Тарьей не ответил. Побледневший и растерянный, он стеклянно смотрел на экран, где камеры давали крупным планом Эмиля, отматывающего свои штрафные полторы сотни метров, и ничего не понимал.
***
Пока вся Россия и один француз радовались золотому финишу Антона Шипулина, норвежцы подавленно сидели в стороне. Эмиль приехал четвёртым. Слишком поздно пришла мысль убить сразу всех возможных зайцев и привезти для Норвегии хоть какую-нибудь медаль, хоть несчастную бронзу. Не успел. Ни на кого не глядя, он отцепил лыжи, махнул рукой сервисёрам, что не нуждается в их услугах, и тут же сбежал. Йоханнес хотел было поймать его и допросить, что за фигня произошла на последнем рубеже, но брат остановил его.
- Не лезь. Ему и так сейчас хреново.
- Ему хреново? – вскинулся рыжий, - Какого чёрта он творил? Ты же сам всё видел! Первый рубеж на ноль, а на втором восемь пуль не хватило на пять грёбаных дыр! Так не бывает!
- Бывает. Поверь.
- Я его, ***, разделаю, как шпроту, - кипятился Йоханнес, грозя кулаком в том направлении, где исчез Свендсен, - золотая медаль была в руках!! Олимпийская медаль! А тебе всё равно, что ли? Опять будешь его защищать?
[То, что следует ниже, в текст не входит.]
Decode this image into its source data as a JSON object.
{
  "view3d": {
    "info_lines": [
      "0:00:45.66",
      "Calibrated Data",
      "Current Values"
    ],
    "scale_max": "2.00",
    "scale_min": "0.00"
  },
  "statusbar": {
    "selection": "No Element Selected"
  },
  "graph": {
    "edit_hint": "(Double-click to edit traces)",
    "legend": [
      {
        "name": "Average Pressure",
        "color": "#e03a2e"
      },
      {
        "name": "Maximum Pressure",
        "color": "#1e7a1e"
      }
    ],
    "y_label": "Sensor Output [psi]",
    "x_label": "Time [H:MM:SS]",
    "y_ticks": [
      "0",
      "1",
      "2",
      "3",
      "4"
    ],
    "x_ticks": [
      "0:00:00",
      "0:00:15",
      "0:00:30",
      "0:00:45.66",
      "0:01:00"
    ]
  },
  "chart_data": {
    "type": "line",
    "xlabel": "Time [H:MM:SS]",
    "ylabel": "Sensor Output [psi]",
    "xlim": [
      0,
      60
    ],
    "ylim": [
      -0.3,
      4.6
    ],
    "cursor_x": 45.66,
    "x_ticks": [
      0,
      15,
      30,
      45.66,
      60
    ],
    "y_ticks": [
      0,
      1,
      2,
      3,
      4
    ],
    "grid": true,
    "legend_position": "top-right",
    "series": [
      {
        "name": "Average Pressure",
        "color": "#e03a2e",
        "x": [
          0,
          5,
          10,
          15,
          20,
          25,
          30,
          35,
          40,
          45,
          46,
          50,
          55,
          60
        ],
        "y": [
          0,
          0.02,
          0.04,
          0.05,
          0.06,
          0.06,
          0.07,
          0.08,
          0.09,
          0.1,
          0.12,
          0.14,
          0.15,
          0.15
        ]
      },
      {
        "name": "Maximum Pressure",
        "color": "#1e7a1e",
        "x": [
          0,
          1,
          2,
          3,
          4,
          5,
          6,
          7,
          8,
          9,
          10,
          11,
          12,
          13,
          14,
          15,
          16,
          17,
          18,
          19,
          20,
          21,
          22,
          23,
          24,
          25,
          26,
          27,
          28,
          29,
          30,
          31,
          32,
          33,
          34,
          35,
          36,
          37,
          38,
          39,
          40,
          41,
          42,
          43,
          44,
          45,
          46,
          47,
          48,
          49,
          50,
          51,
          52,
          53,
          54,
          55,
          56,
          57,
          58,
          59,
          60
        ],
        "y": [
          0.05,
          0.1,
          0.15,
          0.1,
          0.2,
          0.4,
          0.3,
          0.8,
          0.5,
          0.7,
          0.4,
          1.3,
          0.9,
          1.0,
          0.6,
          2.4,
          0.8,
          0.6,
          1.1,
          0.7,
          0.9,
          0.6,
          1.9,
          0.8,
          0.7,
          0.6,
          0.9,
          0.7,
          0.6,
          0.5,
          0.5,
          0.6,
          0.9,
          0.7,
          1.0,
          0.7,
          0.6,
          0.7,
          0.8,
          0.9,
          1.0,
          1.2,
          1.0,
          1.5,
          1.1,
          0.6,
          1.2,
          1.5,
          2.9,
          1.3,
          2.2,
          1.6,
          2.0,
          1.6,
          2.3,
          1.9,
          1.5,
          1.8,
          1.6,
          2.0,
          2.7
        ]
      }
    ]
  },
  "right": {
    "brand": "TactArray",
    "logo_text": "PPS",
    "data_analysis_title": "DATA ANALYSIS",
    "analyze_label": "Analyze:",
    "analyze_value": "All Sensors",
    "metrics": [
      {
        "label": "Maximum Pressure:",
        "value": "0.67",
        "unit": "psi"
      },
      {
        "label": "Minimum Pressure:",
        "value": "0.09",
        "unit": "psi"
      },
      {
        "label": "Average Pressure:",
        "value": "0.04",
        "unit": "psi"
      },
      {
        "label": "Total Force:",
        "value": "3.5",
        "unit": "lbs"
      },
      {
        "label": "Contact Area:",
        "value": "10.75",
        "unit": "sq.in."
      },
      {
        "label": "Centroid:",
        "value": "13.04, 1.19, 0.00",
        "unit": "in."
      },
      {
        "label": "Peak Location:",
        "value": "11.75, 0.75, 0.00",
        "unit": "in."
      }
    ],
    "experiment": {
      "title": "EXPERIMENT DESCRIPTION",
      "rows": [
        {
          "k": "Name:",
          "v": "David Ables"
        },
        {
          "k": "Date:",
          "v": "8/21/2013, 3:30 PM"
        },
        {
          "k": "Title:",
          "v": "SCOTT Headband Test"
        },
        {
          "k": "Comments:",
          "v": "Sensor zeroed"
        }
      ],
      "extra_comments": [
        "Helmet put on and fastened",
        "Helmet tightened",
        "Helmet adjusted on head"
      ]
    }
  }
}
- Мне не всё равно! – Тарьей едва не сорвался на крик, но вовремя обратил внимание, сколько вокруг них лишнего народу. – Если хочешь знать, он сам пообещал мне, что привезёт золото. – Он перевёл дыхание, сглотнул комок в горле и продолжил уже тише, - Эмиль сказал, что привезёт золото для меня. И я до последнего ждал, что так и будет.
- Я его убью, - так же тихо ответил Йоханнес, выслушав брата, - убью прямо сейчас. Хрен с ней, с моей медалью, не последний день катаю. Но за тебя я не прощу.
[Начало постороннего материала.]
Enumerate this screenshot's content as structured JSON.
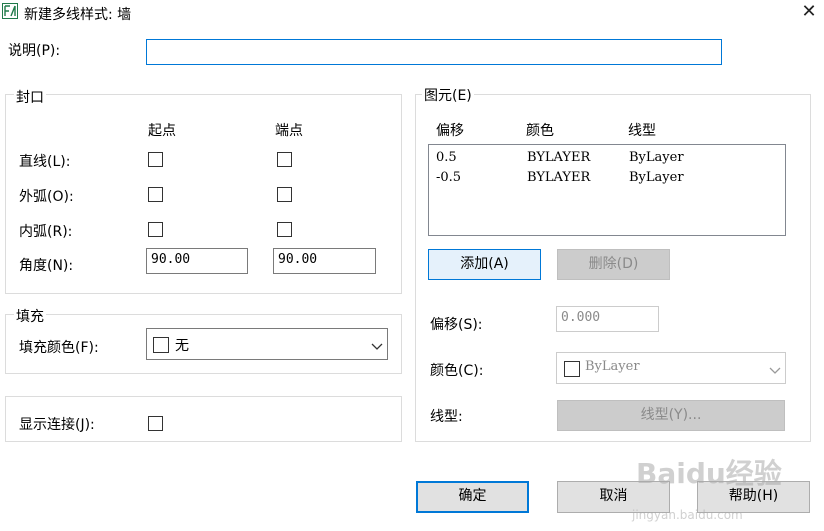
{
  "window": {
    "title": "新建多线样式: 墙",
    "close": "✕"
  },
  "description": {
    "label": "说明(P):",
    "value": ""
  },
  "caps": {
    "group_label": "封口",
    "col_start": "起点",
    "col_end": "端点",
    "rows": [
      {
        "label": "直线(L):",
        "start_checked": false,
        "end_checked": false
      },
      {
        "label": "外弧(O):",
        "start_checked": false,
        "end_checked": false
      },
      {
        "label": "内弧(R):",
        "start_checked": false,
        "end_checked": false
      }
    ],
    "angle_label": "角度(N):",
    "angle_start": "90.00",
    "angle_end": "90.00"
  },
  "fill": {
    "group_label": "填充",
    "color_label": "填充颜色(F):",
    "color_value": "无"
  },
  "display_joints": {
    "label": "显示连接(J):",
    "checked": false
  },
  "elements": {
    "group_label": "图元(E)",
    "headers": {
      "offset": "偏移",
      "color": "颜色",
      "linetype": "线型"
    },
    "rows": [
      {
        "offset": "0.5",
        "color": "BYLAYER",
        "linetype": "ByLayer"
      },
      {
        "offset": "-0.5",
        "color": "BYLAYER",
        "linetype": "ByLayer"
      }
    ],
    "add_label": "添加(A)",
    "delete_label": "删除(D)",
    "offset_label": "偏移(S):",
    "offset_value": "0.000",
    "color_label": "颜色(C):",
    "color_value": "ByLayer",
    "linetype_label": "线型:",
    "linetype_button": "线型(Y)..."
  },
  "footer": {
    "ok": "确定",
    "cancel": "取消",
    "help": "帮助(H)"
  },
  "watermark": {
    "text": "Baidu经验",
    "sub": "jingyan.baidu.com"
  }
}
Он развернулся, явно намереваясь догнать Эмиля, разыскать его, где бы он ни был, и исполнить своё обещание, но тут к ним подошёл сияющий Фуркад.
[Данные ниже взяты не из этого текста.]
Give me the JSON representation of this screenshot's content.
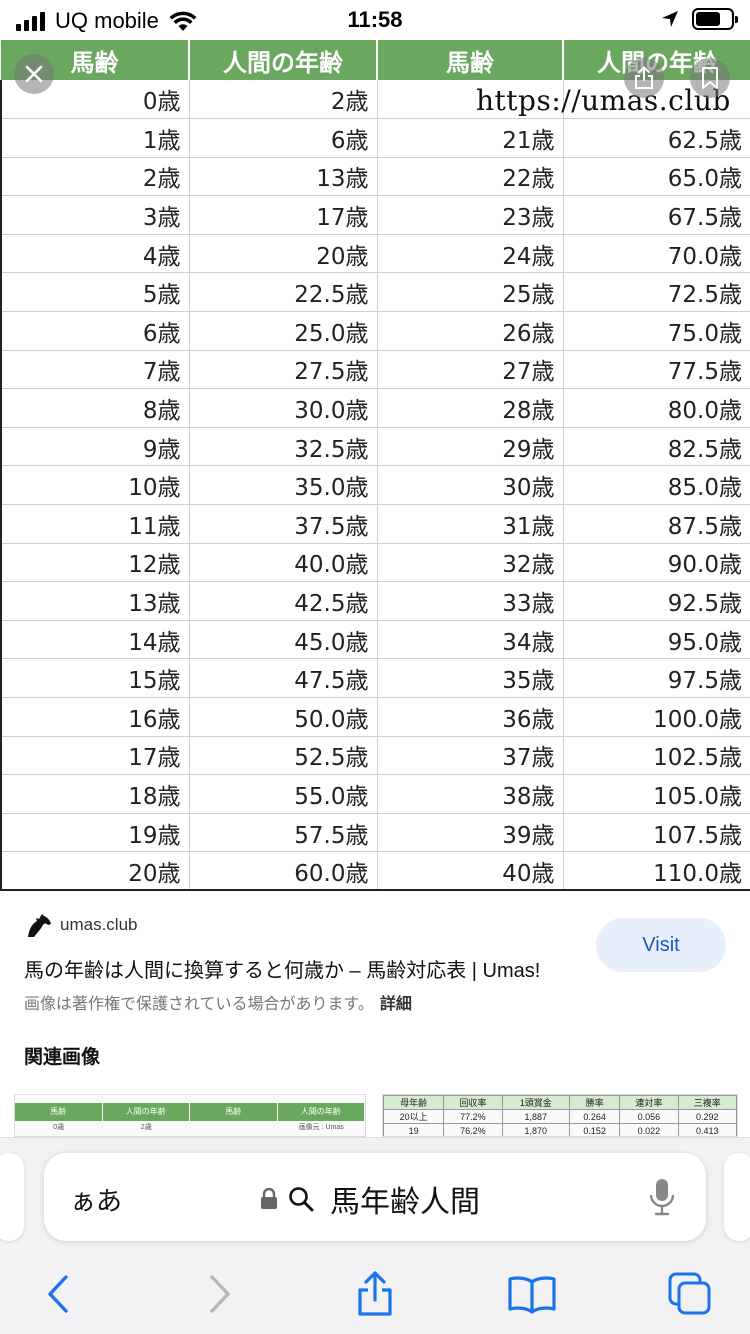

- Тарь, - начал он, полностью игнорируя рыжую мелочь, - я знаю, о чём ты думаешь. Но ты, клянусь тебе, ваще всё не так понял.
Норвежец удивлённо взглянул на оппонента. Никогда в их отношениях не было особой симпатии, всегда между ними незримой тенью стоял Шипулин. И импульсивный Фуркад, если кто подходил к Антону, всегда сначала взрывался, потом разбирался, что да как.
- Эмиль сделал это ради тебя, идиот, - объяснил Мартен.
- Что? – переспросил Тарьей.
- Как это? – встрял и Йоханнес, не желая оставаться в стороне от такого любопытного разговора.
- Он обещал тебе медаль, я знаю. Но там потом нарисовалась Саманта и сказала, что если будет золото – то уже непременно свадьба, все дела. Он не мог сегодня привезти это золото, не предав тебя, понимаешь?
Тарьей смотрел на своего соперника, принесшего такие неожиданные вести, и молчал. Притихший Йоханнес растерянно переводил взгляд с одного на другого.
- Зачем ты мне это рассказал? – наконец, спросил старший брат. – Почему – ты?
Фуркад улыбнулся.
- Я в курсе, что ты считаешь меня грёбаным куском дерьма. Но я ведь тоже умею любить.
Он хлопнул Тарьея по плечу и отошёл. Норвежец огляделся – совсем рядом с ними радостный Шипулин раздавал интервью в три камеры сразу.
- Иди, - сказал Йоханнес, кивнув головой по направлению к домикам.
Через несколько минут Тарьей отворил дверь в их с Эмилем номер. Свендсен был здесь. Он сидел в тёмной комнате, с завешенными шторами, спиной к двери, и даже согнувшаяся спина его была такой несчастной, что Тарьей усмехнулся про себя. Он подошёл, сел рядом, взял расстроенного друга за руку.
- Я думал, ты сегодня у Йоханнеса останешься, - буркнул Эмиль, не поднимая глаз.
- Нет уж, Йоська храпит, как Боинг взлетает, хватит с меня. Эмиль… я, в общем, всё знаю.
- Кто?
- Мартен.
- Чёй-то?
- Русские же выиграли. Вот он и пытается не сиять изо всех сил. Всех любит, ко всем добрый. Ну и мне перепало от его радостей.
Эмиль повернулся, взглянул на него и, видя, что Тарьей спокоен, сделал жалкую попытку улыбнуться.
- Ты думаешь, я мудак, да?
- Да, - улыбнулся Тарьей, - но не потому, что похерил нам олимпийские медали. Просто ты по жизни мудак. И Саманта ещё не знает, как ей повезло не стать твоей женой.
Затрезвонил телефон.
- Вспомнишь лучик – вот и солнышко, - усмехнулся ясноглазый, глянув на дисплей. – Сейчас будет орать.
- Я готов, - Свендсен улыбнулся в ответ и мазнул пальцем по дисплею, принимая вызов.
И в тот момент, когда первые нотки истерического вопля добрались до его уха, он почувствовал, что крепкие руки обняли его за плечи, и светлая лохматая макушка прижалась к щеке. Всё было хорошо. Всё было правильно.